Uma vez selecionados os fatos a narrar, deve-se buscar a linha temporal narrativa. Normalmente, mais aconselhável é a linearidade: partir-se dos eventos mais antigos para os mais recentes.

Para situar a narrativa, devem ser apostos alguns marcos temporais, indicativos do momento em que estes ou aqueles fatos tiveram lugar, em relação aos demais: verbos, advérbios e locuções adverbiais.

Além disso, o texto deve ser lido e relido, verificando se nada ficou fora de ordem. Estes, aliás, os erros mais comuns, que sobrevivem ao texto mal revisado:

1) Falta de elementos indispensáveis para a compreensão dos fatos. Às vezes, são fatos tão simples, e tão naturais, que esquecemos de registrá-los. Por exemplo: citar que dois litisconsortes são casados, indicar que o autor é proprietário do bem danificado, etc.;

2) Falta de identificação das partes ou dos demais personagens da ação narrada.

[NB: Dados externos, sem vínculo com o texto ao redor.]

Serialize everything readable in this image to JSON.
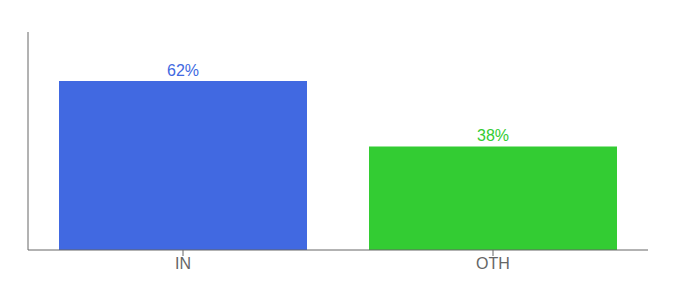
{
  "chart_data": {
    "type": "bar",
    "categories": [
      "IN",
      "OTH"
    ],
    "values": [
      62,
      38
    ],
    "value_labels": [
      "62%",
      "38%"
    ],
    "colors": [
      "#4169e1",
      "#33cc33"
    ],
    "ylim": [
      0,
      80
    ],
    "grid": false,
    "data_labels": true,
    "tick_labels": "x"
  }
}
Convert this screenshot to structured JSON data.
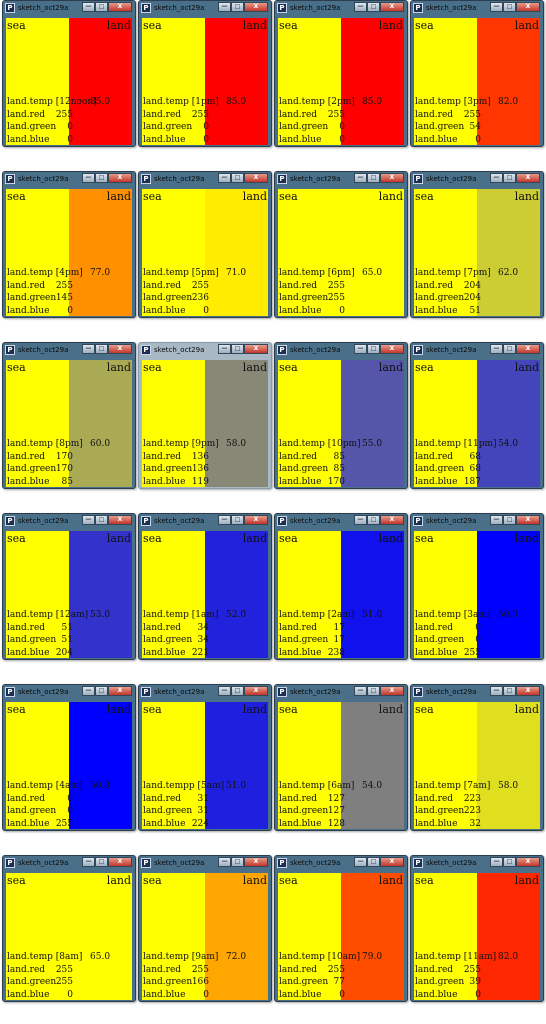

3) Falta de elementos de identificação temporal. Às vezes, esquecemos de mencionar uma data (de notificação, por exemplo), e a narrativa toda perde sentido.

4) Narração não-linear. Não há obrigação em narrar-se os fatos em ordem cronológica crescente, mas isso auxilia a compreensão do texto.

5) Emprego errado de verbos, de advérbios ou de expressões adverbiais.

6) Confusão entre o sujeito de uma oração e o de outra. Erros de concordância verbal e nominal.